Inovasyonun 10 Yüzü adlı kitabın yazarı ve konferansın geçen yılki katılımcılarından Tom Keeley “Şirketler yenilik üreten bir yapıya kavuşmak için mutlaka bireye ve kişisel deneyimlere odaklanmalıdır. Bu odaklanmayı teknik yenilikçilerden çok antropologlar yapmalıdır. İnsanları ve ihtiyaçlarını iyi izler ve anlarsanız yenilikte başarılı olursunuz.” diyordu. Konferansın bu yılki konuşmacılarından, teknoloji şirketi Intel’in üst düzey yöneticilerinden Genevieve Bell acaba bu nedenle mi mühendis değil de antropolog?
Intel’in etkileşim, deneyim ve araştırma biriminin yöneticisi Dr. Genevieve Bell gelecekte teknolojilere yön verecek 5 temel unsuru şöyle sıralıyor:
• insanların içerik oluşturmalarına fırsat vermek
• Eş zamanlı teknolojilerin, önceliği insanların tercihlerine bırakarak kullanılması
• Toplumsal paylaşımı artıran ancak hızlı tüketilen internet içeriklerinin kalıcı olanlardan ayrılması
• Yakınsama teknolojileriyle cihazların çeşitlerinin azalması beklenirken aksine çeşitlenerek insan hayatını kolaylaştırması
• Tavsiye motorlarının insanları şaşırtabilmesi
Yenilikçilik kavramı ile birlikte neredeyse her zaman birlikte kullanılan iki kavram daha var: Hayal gücü ve yaratıcılık.
Türkiye İnovasyon Haftasının geçen yıl-ki konuklarından olan ve world wide web’in (www) mucidi olarak bilinen Tim Berners Lee: “Yenilikçiliği ve yaratıcılığı hayal gücü besler. Ne kadar çok hayal ederseniz ve hayallerinizin sınırları ne kadar geniş olursa yaratıcılığınız da o kadar yüksek olur. Yenilikçiliğin başarısı ticarileştirilmesi ile ölçülür. Bu nedenle en heyecan verici buluşlar dahi kolay kullanılabilir ve tüketici dostu olmalıdır.”
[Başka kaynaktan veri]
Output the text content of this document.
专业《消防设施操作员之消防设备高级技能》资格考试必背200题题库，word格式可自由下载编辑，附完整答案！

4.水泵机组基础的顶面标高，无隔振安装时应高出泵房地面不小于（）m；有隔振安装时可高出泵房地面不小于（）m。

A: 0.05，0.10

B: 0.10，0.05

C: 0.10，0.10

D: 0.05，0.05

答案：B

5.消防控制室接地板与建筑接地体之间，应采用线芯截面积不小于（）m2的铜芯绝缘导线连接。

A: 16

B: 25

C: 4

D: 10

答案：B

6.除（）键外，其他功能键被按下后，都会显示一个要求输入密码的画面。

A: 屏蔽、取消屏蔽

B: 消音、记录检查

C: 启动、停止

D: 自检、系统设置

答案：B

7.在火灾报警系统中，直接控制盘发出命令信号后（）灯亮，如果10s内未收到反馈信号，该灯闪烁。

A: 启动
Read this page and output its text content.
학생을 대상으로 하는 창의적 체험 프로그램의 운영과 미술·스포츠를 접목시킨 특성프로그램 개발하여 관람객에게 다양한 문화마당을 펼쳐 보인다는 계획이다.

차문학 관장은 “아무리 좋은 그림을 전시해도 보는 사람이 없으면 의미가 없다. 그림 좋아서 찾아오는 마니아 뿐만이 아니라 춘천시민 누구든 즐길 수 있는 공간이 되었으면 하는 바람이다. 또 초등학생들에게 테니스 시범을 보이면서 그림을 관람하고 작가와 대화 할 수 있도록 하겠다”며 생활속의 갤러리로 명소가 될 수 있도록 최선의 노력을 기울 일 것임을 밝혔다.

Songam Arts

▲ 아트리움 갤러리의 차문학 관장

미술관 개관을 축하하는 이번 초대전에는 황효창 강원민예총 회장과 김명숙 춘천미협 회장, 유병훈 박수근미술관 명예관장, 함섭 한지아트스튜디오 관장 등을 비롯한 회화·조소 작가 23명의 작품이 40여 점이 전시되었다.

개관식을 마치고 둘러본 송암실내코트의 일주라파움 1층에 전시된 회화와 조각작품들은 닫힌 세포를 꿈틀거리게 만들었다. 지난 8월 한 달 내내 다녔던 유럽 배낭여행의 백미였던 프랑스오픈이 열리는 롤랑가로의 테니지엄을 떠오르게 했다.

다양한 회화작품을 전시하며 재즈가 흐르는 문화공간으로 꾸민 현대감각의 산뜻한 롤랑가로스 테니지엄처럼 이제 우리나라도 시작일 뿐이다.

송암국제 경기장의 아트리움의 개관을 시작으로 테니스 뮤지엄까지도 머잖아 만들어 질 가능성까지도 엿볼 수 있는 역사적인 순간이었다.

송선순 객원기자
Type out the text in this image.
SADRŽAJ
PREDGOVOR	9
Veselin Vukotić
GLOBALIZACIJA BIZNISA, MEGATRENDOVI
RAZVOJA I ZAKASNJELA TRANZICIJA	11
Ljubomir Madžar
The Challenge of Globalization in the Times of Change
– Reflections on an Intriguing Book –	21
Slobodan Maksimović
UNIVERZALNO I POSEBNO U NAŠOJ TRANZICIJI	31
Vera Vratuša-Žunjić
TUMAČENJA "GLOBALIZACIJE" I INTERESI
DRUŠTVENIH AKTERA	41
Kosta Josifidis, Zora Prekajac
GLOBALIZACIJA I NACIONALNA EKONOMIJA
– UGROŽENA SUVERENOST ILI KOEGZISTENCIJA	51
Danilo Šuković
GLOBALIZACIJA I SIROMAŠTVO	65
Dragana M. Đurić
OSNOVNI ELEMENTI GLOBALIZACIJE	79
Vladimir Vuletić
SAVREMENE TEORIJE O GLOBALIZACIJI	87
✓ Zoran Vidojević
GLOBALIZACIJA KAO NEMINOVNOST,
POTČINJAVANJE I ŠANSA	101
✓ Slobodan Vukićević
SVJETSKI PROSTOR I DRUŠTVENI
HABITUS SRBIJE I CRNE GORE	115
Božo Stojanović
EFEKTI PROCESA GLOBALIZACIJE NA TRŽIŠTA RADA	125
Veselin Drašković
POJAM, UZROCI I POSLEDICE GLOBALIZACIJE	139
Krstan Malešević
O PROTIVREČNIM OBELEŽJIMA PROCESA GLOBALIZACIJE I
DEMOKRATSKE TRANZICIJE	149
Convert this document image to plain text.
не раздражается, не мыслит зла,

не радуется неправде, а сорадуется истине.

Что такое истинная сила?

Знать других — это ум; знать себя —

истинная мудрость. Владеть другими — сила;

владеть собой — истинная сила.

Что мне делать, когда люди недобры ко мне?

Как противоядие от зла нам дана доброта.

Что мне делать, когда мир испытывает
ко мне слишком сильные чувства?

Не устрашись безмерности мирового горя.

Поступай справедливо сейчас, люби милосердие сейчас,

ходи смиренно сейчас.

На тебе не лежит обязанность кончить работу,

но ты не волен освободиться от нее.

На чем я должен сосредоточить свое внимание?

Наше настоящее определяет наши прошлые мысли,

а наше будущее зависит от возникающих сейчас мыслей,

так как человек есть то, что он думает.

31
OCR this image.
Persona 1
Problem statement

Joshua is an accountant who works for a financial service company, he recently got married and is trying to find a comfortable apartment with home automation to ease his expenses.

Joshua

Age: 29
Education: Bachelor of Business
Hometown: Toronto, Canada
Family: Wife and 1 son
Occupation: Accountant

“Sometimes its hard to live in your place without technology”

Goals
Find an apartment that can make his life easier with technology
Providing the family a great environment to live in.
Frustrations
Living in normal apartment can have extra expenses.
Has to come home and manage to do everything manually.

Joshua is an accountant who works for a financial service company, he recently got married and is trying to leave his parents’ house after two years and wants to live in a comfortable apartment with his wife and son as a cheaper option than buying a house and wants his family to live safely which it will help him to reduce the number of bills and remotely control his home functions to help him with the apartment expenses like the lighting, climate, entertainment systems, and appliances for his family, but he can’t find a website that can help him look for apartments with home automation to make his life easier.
ABD’li kuramsal fizik profesörü, Dr. Kuantum olarak da bilinen Fred Alan Wolf: “Yaratıcı bir fikri ancak şüphe ve iyi gözlem tetikleyebilir. Yaratıcı olacaksanız, mutlaka hayal edin. Hayalleriniz yaratıcılık vizyonunuzu da şekillendirecektir. Bunun için mevcut sınırların ve sınırlandırmaların ötesine geçebilmelisiniz. Hayalleriniz ile yarattığınız yeni şeyler, hayallerinizi yeniden besleyecektir.”
Economic Development Quaterlyde yakın zamanda yayımlanan bir çalışmaya göre sanatsal etkinliklerle meşgul olan çocuklar büyüdüklerinde akranlarına göre daha yenilikçi oluyor. Michigan State Üniversitesinden araştırmacılar fen, teknoloji, mühendislik ve matematik alanlarında okullarından 1990-1995 yılları arasında mezun olan kişilerle ilgili verileri analiz edince, çocukluklarında sanatsal etkinliklerle uğraşmış kişilerin diğerlerinden daha çok sayıda patente sahip olduğunu ve kendi işlerini kurduklarını tespit etmiş.